Do-re-mi-fa-sol-la-si-do.

Practiqué las notas de las páginas dos y tres del libro de ejercicios, donde se explicaba qué dedos se debían utilizar y todo eso.

«¡Qué fácil! —pensé—. Pero, ¿cuándo podré tocar música rock?»

Mientras practicaba, mamá, que venía del sótano, asomó la cabeza. Tenía todo el pelo revuelto y la frente manchada.

—¿Ya se ha marchado el profesor? —preguntó sorprendida.

—Sí. Ha dicho que sólo quería conocerme —le respondí—. Volverá el sábado que viene. Según él, tengo unas manos perfectas.

—¿De verdad? —Se apartó el cabello de la cara—. Bueno, quizá puedas utilizar tus «perfectas» manos para ayudarnos a desembalar algunas cajas del sótano.

—¡Oh, no! —grité. Resbalé de la banqueta y me caí al suelo.

No le hizo ninguna gracia.

Aquella noche volví a oír la misma música.

Me senté en la cama y escuché con atención. Procedía del piso de abajo.

Salí de la cama. Iba descalzo y volví a sentir el frío del suelo. Papá había prometido poner una alfombra pero aún no había tenido tiempo de hacerlo.

En la casa reinaba el silencio. Por la ventana del dormitorio se veía caer la nieve. Los copos eran pequeños y delicados, de un blanco que contrastaba con el cielo negro y nublado.

—Alguien está tocando el piano —dije con una voz tan ronca que hasta a mí me sorprendió.

¡Papá y mamá lo tenían que estar oyendo! Su habitación está lejos de la sala de estar, pero en la misma planta.

Fui hasta la puerta.

Otra vez la misma melodía lenta y triste. La había estado tarareando antes de la cena. Mamá me preguntó dónde la había oído pero yo no lo recordé.

Me apoyé en el marco de la puerta con el corazón palpitante, y presté atención. La música me llegaba con tanta claridad que distinguía cada una de las notas.

«¿Quién está tocando? ¿Quién?»

Tenía que averiguarlo. Pegado a la pared, a oscuras, atravesé el pasillo. Había una lamparilla al final de las escaleras, pero nunca me acordaba de dejarla encendida.

Me dirigí hacia las escaleras y, agarrándome con fuerza a la barandilla, bajé de puntillas procurando no hacer ruido. No quería asustar al misterioso pianista.

La música continuaba sonando, triste y melancólica, como un lamento.

A hurtadillas y aguantando la respiración, atravesé la salita. La luz de una farola se colaba a través de la ventana dibujando una fina línea de luz en el suelo. Fuera, los copos de nieve seguían cayendo.
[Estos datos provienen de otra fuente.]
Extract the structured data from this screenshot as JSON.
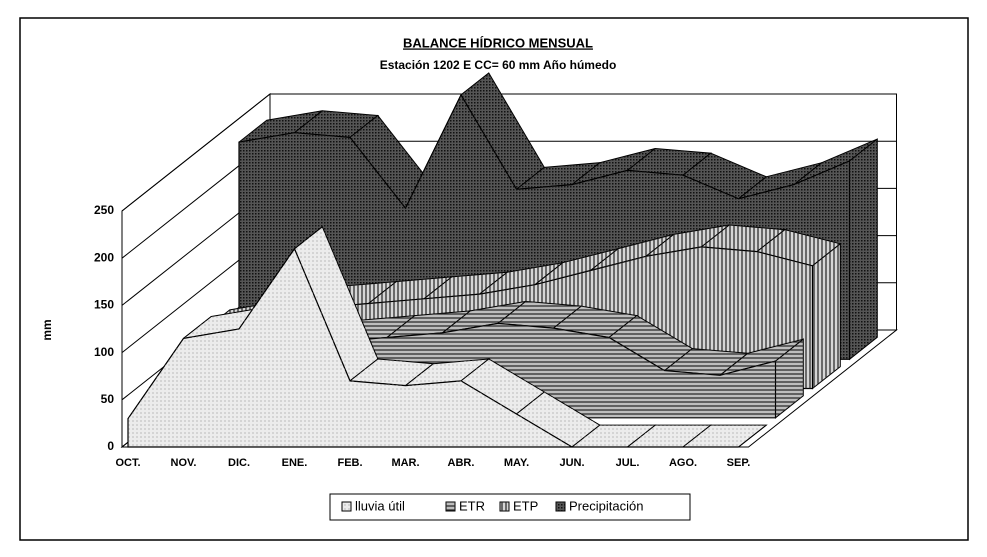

Por poco tropiezo con una caja de cartón llena de jarrones que estaba al lado de una mesita. Pero logré asirme al respaldo del sofá y evité la caída.

La música cesó. Después, volvió a sonar.

Apoyado en el sofá, esperé a recobrar el aliento.

«Dónde estarán papá y mamá», me pregunté mirando hacia el fondo del vestíbulo, donde se hallaba su habitación.

«¿Es que ellos no oyen el piano? ¿No sienten curiosidad? ¿No les importa que haya alguien en la sala de estar, tocando a estas horas de la noche?»

Respiré profundamente y me separé del sofá poco a poco. En silencio, atravesé el comedor, que todavía estaba más oscuro que la salita. Allí no entraba la luz de la calle. Me desplacé con cuidado, intentando esquivar las mesas y las sillas para no tropezar con ellas.

La puerta que daba a la sala de estar estaba a unos metros delante de mí. La música se oía cada vez más fuerte.

Di un paso. Después otro, y entré.

«¿Quién es? ¿Quién es?»

Escudriñé a través de la oscuridad.

Pero, antes de que pudiera ver algo, alguien lanzó un espeluznante chillido detrás de mí y me empujó con fuerza.